BOOK III
Chapter I
Once more a deep valley, with sun-steeped farms on the hillsides between the river and the mountain-range behind.
One day about midsummer it was old Raastad himself that came down to meet the train, driving a spring-cart, with a waggon following behind. Was he expecting visitors? the people at the station asked him. “Maybe I am,” said old Raastad, stroking his heavy beard, and he limped about looking to his horses. Was it the folk who had taken the Court-house? “Ay, it’s likely them,” said the old man.
The train came in, and a pale man, with grey hair and beard, and blue spectacles, stepped out, and he had a wife and three children with him. “Paul Raastad?” inquired the stranger. “Ay, that’s me,” said the old man. The stranger looked up at the great mountains to the north, rising dizzily into the sky. “The air ought to be good here,” said he. “Ay, the air’s good enough, by all accounts,” said Raastad, and began loading up the carts.

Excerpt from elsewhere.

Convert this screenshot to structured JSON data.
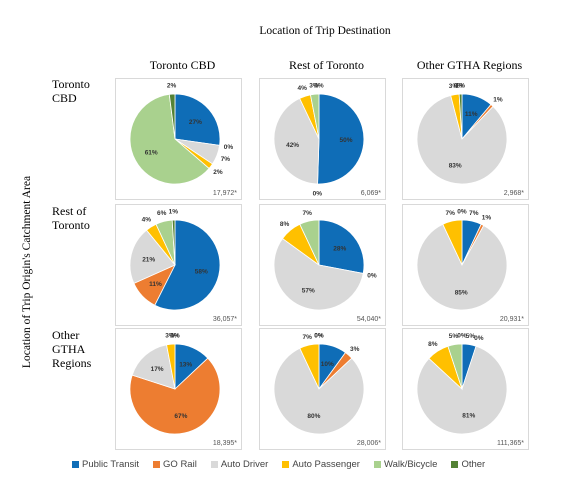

They drove off up the hill road. The man and his wife sat in the spring-cart, the woman with a child in her lap, but a boy and a girl were seated on the load in the baggage-waggon behind Raastad. “Can we see the farm from here?” asked the woman, turning her head. “There,” said the old man, pointing. And looking, they saw a big farmstead high up on a sunny hill-slope, close under the crest, and near by a long low house with a steep slate roof, the sort of place where the district officers used to live in old days. “Is that the house we are to live in?” she asked again. “Ay, that’s it, right enough,” said old Raastad, and chirruped to his horses.

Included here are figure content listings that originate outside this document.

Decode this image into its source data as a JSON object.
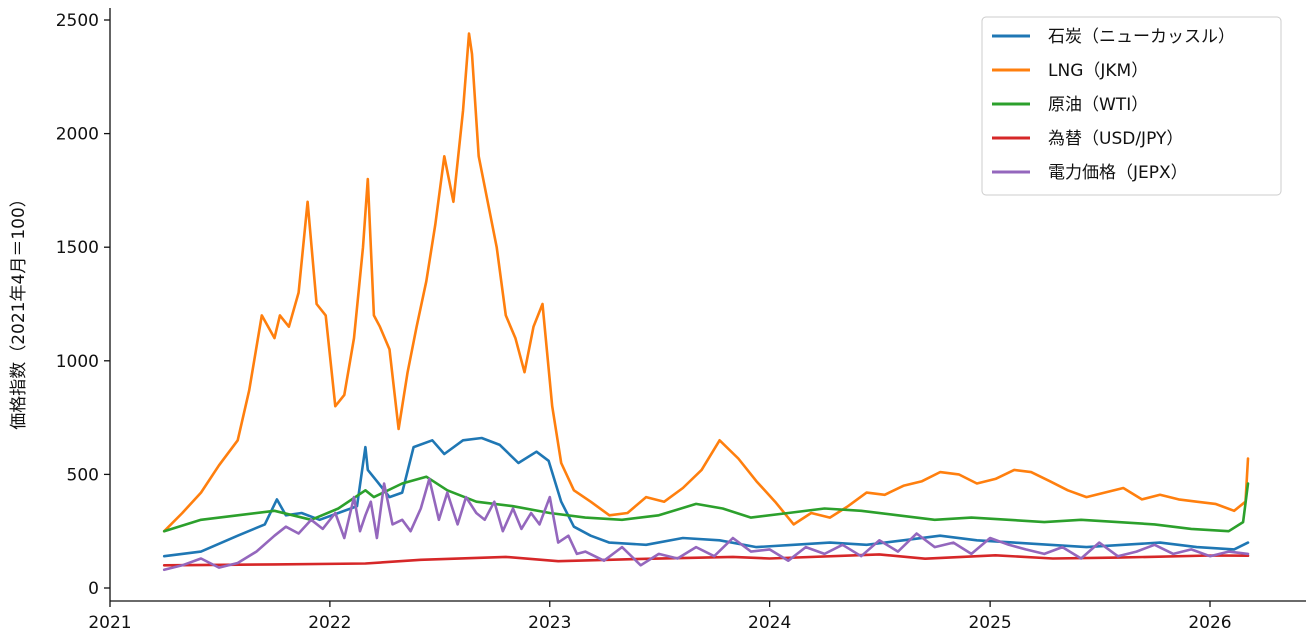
{
  "chart_data": {
    "type": "line",
    "title": "",
    "xlabel": "",
    "ylabel": "価格指数（2021年4月＝100）",
    "ylim": [
      0,
      2550
    ],
    "xlim": [
      "2021-01-01",
      "2026-06-01"
    ],
    "x_ticks": [
      "2021",
      "2022",
      "2023",
      "2024",
      "2025",
      "2026"
    ],
    "y_ticks": [
      "0",
      "500",
      "1000",
      "1500",
      "2000",
      "2500"
    ],
    "y_tick_values": [
      0,
      500,
      1000,
      1500,
      2000,
      2500
    ],
    "grid": false,
    "legend_position": "top-right",
    "series": [
      {
        "name": "石炭（ニューカッスル）",
        "color": "#1f77b4",
        "x": [
          "2021-04-01",
          "2021-06-01",
          "2021-08-01",
          "2021-09-15",
          "2021-10-05",
          "2021-10-20",
          "2021-11-15",
          "2021-12-15",
          "2022-01-15",
          "2022-02-15",
          "2022-03-01",
          "2022-03-05",
          "2022-03-20",
          "2022-04-10",
          "2022-05-01",
          "2022-05-20",
          "2022-06-20",
          "2022-07-10",
          "2022-08-10",
          "2022-09-10",
          "2022-10-10",
          "2022-11-10",
          "2022-12-10",
          "2022-12-30",
          "2023-01-20",
          "2023-02-10",
          "2023-03-10",
          "2023-04-10",
          "2023-06-10",
          "2023-08-10",
          "2023-10-10",
          "2023-12-10",
          "2024-02-10",
          "2024-04-10",
          "2024-06-10",
          "2024-08-10",
          "2024-10-10",
          "2024-12-10",
          "2025-02-10",
          "2025-04-10",
          "2025-06-10",
          "2025-08-10",
          "2025-10-10",
          "2025-12-10",
          "2026-02-10",
          "2026-03-05"
        ],
        "y": [
          140,
          160,
          230,
          280,
          390,
          320,
          330,
          300,
          330,
          360,
          620,
          520,
          470,
          400,
          420,
          620,
          650,
          590,
          650,
          660,
          630,
          550,
          600,
          560,
          380,
          270,
          230,
          200,
          190,
          220,
          210,
          180,
          190,
          200,
          190,
          210,
          230,
          210,
          200,
          190,
          180,
          190,
          200,
          180,
          170,
          200
        ]
      },
      {
        "name": "LNG（JKM）",
        "color": "#ff7f0e",
        "x": [
          "2021-04-01",
          "2021-05-01",
          "2021-06-01",
          "2021-07-01",
          "2021-08-01",
          "2021-08-20",
          "2021-09-10",
          "2021-10-01",
          "2021-10-10",
          "2021-10-25",
          "2021-11-10",
          "2021-11-25",
          "2021-12-10",
          "2021-12-25",
          "2022-01-10",
          "2022-01-25",
          "2022-02-10",
          "2022-02-25",
          "2022-03-05",
          "2022-03-15",
          "2022-03-25",
          "2022-04-10",
          "2022-04-25",
          "2022-05-10",
          "2022-05-25",
          "2022-06-10",
          "2022-06-25",
          "2022-07-10",
          "2022-07-25",
          "2022-08-10",
          "2022-08-20",
          "2022-08-25",
          "2022-09-05",
          "2022-09-20",
          "2022-10-05",
          "2022-10-20",
          "2022-11-05",
          "2022-11-20",
          "2022-12-05",
          "2022-12-20",
          "2023-01-05",
          "2023-01-20",
          "2023-02-10",
          "2023-03-10",
          "2023-04-10",
          "2023-05-10",
          "2023-06-10",
          "2023-07-10",
          "2023-08-10",
          "2023-09-10",
          "2023-10-10",
          "2023-11-10",
          "2023-12-10",
          "2024-01-10",
          "2024-02-10",
          "2024-03-10",
          "2024-04-10",
          "2024-05-10",
          "2024-06-10",
          "2024-07-10",
          "2024-08-10",
          "2024-09-10",
          "2024-10-10",
          "2024-11-10",
          "2024-12-10",
          "2025-01-10",
          "2025-02-10",
          "2025-03-10",
          "2025-04-10",
          "2025-05-10",
          "2025-06-10",
          "2025-07-10",
          "2025-08-10",
          "2025-09-10",
          "2025-10-10",
          "2025-11-10",
          "2025-12-10",
          "2026-01-10",
          "2026-02-10",
          "2026-03-01",
          "2026-03-05"
        ],
        "y": [
          250,
          330,
          420,
          540,
          650,
          870,
          1200,
          1100,
          1200,
          1150,
          1300,
          1700,
          1250,
          1200,
          800,
          850,
          1100,
          1500,
          1800,
          1200,
          1150,
          1050,
          700,
          950,
          1150,
          1350,
          1600,
          1900,
          1700,
          2100,
          2440,
          2350,
          1900,
          1700,
          1500,
          1200,
          1100,
          950,
          1150,
          1250,
          800,
          550,
          430,
          380,
          320,
          330,
          400,
          380,
          440,
          520,
          650,
          570,
          470,
          380,
          280,
          330,
          310,
          360,
          420,
          410,
          450,
          470,
          510,
          500,
          460,
          480,
          520,
          510,
          470,
          430,
          400,
          420,
          440,
          390,
          410,
          390,
          380,
          370,
          340,
          380,
          570
        ]
      },
      {
        "name": "原油（WTI）",
        "color": "#2ca02c",
        "x": [
          "2021-04-01",
          "2021-06-01",
          "2021-08-01",
          "2021-10-01",
          "2021-12-01",
          "2022-01-15",
          "2022-03-01",
          "2022-03-15",
          "2022-05-01",
          "2022-06-10",
          "2022-07-15",
          "2022-09-01",
          "2022-11-01",
          "2023-01-01",
          "2023-03-01",
          "2023-05-01",
          "2023-07-01",
          "2023-09-01",
          "2023-10-15",
          "2023-12-01",
          "2024-02-01",
          "2024-04-01",
          "2024-06-01",
          "2024-08-01",
          "2024-10-01",
          "2024-12-01",
          "2025-02-01",
          "2025-04-01",
          "2025-06-01",
          "2025-08-01",
          "2025-10-01",
          "2025-12-01",
          "2026-02-01",
          "2026-02-25",
          "2026-03-05"
        ],
        "y": [
          250,
          300,
          320,
          340,
          300,
          350,
          430,
          400,
          460,
          490,
          430,
          380,
          360,
          330,
          310,
          300,
          320,
          370,
          350,
          310,
          330,
          350,
          340,
          320,
          300,
          310,
          300,
          290,
          300,
          290,
          280,
          260,
          250,
          290,
          460
        ]
      },
      {
        "name": "為替（USD/JPY）",
        "color": "#d62728",
        "x": [
          "2021-04-01",
          "2021-10-01",
          "2022-03-01",
          "2022-06-01",
          "2022-10-20",
          "2023-01-15",
          "2023-06-01",
          "2023-11-01",
          "2024-01-01",
          "2024-07-01",
          "2024-09-15",
          "2025-01-10",
          "2025-04-15",
          "2025-08-01",
          "2026-01-01",
          "2026-03-05"
        ],
        "y": [
          100,
          104,
          108,
          124,
          137,
          118,
          128,
          137,
          130,
          148,
          129,
          144,
          130,
          134,
          143,
          142
        ]
      },
      {
        "name": "電力価格（JEPX）",
        "color": "#9467bd",
        "x": [
          "2021-04-01",
          "2021-05-01",
          "2021-06-01",
          "2021-07-01",
          "2021-08-01",
          "2021-09-01",
          "2021-10-01",
          "2021-10-20",
          "2021-11-10",
          "2021-12-01",
          "2021-12-20",
          "2022-01-10",
          "2022-01-25",
          "2022-02-10",
          "2022-02-20",
          "2022-03-01",
          "2022-03-10",
          "2022-03-20",
          "2022-04-01",
          "2022-04-15",
          "2022-05-01",
          "2022-05-15",
          "2022-06-01",
          "2022-06-15",
          "2022-07-01",
          "2022-07-15",
          "2022-08-01",
          "2022-08-15",
          "2022-09-01",
          "2022-09-15",
          "2022-10-01",
          "2022-10-15",
          "2022-11-01",
          "2022-11-15",
          "2022-12-01",
          "2022-12-15",
          "2023-01-01",
          "2023-01-15",
          "2023-02-01",
          "2023-02-15",
          "2023-03-01",
          "2023-04-01",
          "2023-05-01",
          "2023-06-01",
          "2023-07-01",
          "2023-08-01",
          "2023-09-01",
          "2023-10-01",
          "2023-11-01",
          "2023-12-01",
          "2024-01-01",
          "2024-02-01",
          "2024-03-01",
          "2024-04-01",
          "2024-05-01",
          "2024-06-01",
          "2024-07-01",
          "2024-08-01",
          "2024-09-01",
          "2024-10-01",
          "2024-11-01",
          "2024-12-01",
          "2025-01-01",
          "2025-02-01",
          "2025-03-01",
          "2025-04-01",
          "2025-05-01",
          "2025-06-01",
          "2025-07-01",
          "2025-08-01",
          "2025-09-01",
          "2025-10-01",
          "2025-11-01",
          "2025-12-01",
          "2026-01-01",
          "2026-02-01",
          "2026-03-05"
        ],
        "y": [
          80,
          100,
          130,
          90,
          110,
          160,
          230,
          270,
          240,
          300,
          260,
          330,
          220,
          400,
          250,
          320,
          380,
          220,
          460,
          280,
          300,
          250,
          350,
          480,
          300,
          420,
          280,
          400,
          330,
          300,
          380,
          250,
          350,
          260,
          330,
          280,
          400,
          200,
          230,
          150,
          160,
          120,
          180,
          100,
          150,
          130,
          180,
          140,
          220,
          160,
          170,
          120,
          180,
          150,
          190,
          140,
          210,
          160,
          240,
          180,
          200,
          150,
          220,
          190,
          170,
          150,
          180,
          130,
          200,
          140,
          160,
          190,
          150,
          170,
          140,
          160,
          150
        ]
      }
    ]
  }
}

The woman looked long at the farm and sighed. So this was to be their new home. They were to live here, far from all their friends. And would it give him back his health, after all the doctors’ medicines had failed?
A Lapland dog met them at the gate and barked at them; a couple of pigs came down the road, stopped and studied the new arrivals with profound attention, then wheeled suddenly and galloped off among the houses.
The farmer’s wife herself was waiting outside the Court-house, a tall wrinkled woman with a black cap on her head. “Welcome,” she said, offering a rough and bony hand.